I wonder if the Diet Scene issues can be resolved by restaging. Having Groves and Oppie parade in so solemnly and park center stage seems incongruous with the lightness inherent in their small-talk conversation. If the point of the scene is inanity, then visually we shouldn't be seeing profundity.
If the score undergoes any revisions, I hope they will consider revoicing the opening chorus. A comment I heard repeatedly throughout the run was that the chorus sounded surprisingly weak: so many people on stage, so little sound! Well, they'll inevitably sound small if only half of them are singing at any given time. The middle voices start with the phrase "Matter can be neither created nor destroyed," and they're all in the low parts of their range, and then the outer voices do the octave high E's piano. I'm certain there's a way to revoice those chords so that more people are on the "Matter..." part of the phrase in meatier sections of their voices, and have it still sound hushed but present.

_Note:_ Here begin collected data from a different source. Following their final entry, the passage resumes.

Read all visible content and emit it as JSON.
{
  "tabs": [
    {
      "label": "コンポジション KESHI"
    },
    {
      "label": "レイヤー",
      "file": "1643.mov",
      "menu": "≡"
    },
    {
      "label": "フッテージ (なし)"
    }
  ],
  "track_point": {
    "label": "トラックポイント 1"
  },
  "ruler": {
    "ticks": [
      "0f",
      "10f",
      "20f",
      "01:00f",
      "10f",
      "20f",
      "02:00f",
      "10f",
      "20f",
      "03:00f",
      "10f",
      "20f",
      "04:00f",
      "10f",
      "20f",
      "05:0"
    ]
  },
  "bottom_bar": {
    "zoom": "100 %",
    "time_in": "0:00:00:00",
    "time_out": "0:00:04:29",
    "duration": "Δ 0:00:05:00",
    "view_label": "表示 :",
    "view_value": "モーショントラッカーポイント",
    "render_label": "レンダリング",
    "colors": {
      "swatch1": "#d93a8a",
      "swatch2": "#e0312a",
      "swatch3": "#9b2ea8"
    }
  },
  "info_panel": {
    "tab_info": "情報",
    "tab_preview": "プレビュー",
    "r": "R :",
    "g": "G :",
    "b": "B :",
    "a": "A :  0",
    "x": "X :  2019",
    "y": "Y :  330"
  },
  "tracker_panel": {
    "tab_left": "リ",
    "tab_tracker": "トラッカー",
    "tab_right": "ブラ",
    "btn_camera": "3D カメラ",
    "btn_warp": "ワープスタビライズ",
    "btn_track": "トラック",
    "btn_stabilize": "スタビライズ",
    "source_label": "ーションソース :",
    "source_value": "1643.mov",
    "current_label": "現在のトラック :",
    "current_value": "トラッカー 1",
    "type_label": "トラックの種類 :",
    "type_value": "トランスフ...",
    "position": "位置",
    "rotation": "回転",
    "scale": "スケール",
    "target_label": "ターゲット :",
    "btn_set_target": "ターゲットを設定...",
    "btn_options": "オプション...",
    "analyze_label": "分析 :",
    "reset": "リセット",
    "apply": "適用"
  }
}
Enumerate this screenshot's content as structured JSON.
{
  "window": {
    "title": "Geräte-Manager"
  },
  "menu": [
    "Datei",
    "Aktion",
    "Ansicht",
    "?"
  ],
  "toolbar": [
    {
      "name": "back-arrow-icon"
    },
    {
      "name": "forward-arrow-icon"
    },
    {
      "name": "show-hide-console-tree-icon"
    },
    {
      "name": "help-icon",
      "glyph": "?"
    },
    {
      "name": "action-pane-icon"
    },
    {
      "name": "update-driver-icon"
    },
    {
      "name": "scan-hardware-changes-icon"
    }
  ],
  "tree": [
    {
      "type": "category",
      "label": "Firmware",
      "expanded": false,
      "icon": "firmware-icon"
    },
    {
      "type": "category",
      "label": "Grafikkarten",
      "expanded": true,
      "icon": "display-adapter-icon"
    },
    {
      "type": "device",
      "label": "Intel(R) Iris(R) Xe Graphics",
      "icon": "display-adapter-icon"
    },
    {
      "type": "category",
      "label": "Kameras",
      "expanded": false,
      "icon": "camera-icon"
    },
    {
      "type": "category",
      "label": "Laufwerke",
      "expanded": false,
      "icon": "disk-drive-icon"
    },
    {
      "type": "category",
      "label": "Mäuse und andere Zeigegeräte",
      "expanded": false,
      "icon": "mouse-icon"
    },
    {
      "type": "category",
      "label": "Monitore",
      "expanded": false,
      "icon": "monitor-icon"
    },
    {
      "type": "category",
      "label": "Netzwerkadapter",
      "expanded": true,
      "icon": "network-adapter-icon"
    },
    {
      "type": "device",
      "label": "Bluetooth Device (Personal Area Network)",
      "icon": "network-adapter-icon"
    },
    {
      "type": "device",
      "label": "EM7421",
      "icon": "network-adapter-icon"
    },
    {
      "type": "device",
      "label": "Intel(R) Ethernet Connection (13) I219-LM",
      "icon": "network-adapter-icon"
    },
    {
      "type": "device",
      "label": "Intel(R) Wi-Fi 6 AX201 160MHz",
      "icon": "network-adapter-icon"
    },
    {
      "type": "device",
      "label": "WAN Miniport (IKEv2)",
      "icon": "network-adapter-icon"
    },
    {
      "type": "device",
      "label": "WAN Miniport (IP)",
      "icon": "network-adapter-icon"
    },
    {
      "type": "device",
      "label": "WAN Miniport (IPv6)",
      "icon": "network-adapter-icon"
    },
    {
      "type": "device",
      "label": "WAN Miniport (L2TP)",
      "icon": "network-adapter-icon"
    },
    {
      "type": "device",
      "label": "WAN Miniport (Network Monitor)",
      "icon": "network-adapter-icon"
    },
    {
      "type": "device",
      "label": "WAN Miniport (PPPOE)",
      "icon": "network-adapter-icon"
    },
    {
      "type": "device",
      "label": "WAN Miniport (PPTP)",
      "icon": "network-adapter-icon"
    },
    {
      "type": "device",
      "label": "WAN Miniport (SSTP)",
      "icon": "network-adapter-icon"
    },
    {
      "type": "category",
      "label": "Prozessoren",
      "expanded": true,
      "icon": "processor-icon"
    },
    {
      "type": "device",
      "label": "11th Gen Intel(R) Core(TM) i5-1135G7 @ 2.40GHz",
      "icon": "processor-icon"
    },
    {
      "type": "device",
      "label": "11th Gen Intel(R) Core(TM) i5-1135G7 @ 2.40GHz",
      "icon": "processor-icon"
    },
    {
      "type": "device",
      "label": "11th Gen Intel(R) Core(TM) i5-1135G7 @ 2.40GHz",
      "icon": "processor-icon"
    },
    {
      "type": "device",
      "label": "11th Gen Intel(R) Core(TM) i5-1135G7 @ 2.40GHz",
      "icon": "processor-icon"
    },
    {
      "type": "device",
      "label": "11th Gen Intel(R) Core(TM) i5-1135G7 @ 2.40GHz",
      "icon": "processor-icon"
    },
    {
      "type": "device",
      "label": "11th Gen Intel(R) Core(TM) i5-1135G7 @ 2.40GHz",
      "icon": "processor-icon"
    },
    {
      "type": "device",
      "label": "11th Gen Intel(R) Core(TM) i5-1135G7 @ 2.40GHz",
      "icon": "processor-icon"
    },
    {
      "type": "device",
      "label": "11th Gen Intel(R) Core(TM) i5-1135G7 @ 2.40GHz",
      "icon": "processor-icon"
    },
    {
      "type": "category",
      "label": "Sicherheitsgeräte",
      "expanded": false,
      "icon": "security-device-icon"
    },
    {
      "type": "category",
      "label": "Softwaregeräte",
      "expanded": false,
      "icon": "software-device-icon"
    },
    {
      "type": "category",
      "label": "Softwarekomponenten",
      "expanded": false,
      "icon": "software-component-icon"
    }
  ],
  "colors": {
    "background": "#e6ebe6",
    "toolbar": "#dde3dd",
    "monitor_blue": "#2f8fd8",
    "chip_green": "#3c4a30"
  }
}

Gerald Finley has had to sing this role every other night since October 14, and I think it may have been too big a burden. The first night I heard an effortless ringing top in a very high-lying role. Tuesday I saw and heard him working, and last night I heard strain. I've heard Adams himself say something to the effect that he tends to write men's lines that sit a little too high for a little too long, and perhaps this schedule was made for a superhuman. Sadly, if it weren't for that, I wouldn't question the deliberateness of what turned out to be an especially affecting moment last night: when Finley sang the last (English) words of the opera--"Lord, these affairs are hard on the heart"--his voice caught just slightly at the end of "heart," right before he joined the rest of the cast on the ground.
By contrast, the character that has grown dramatically for me through repeated hearings is Beth Clayton's Pasqualita. Once the corn dance begins, the second act totally takes off, and her line "The dead are on the march!" has become ever more chilling and resonates even stronger now than the first time I heard it. Brava to Beth Clayton. This could have been such a cheesy new-agey quasi-mystical role in the wrong hands, but she did it right.
And thus the curtains come down on SF Opera's Doctor Atomic run. My best wishes to this work for a long and healthy life, and continued growth. Off now to Stanford to hear Dawn Upshaw, eighth blackbird, and Gustavo Santaolalla play Osvaldo Golijov's Ayre with Heather!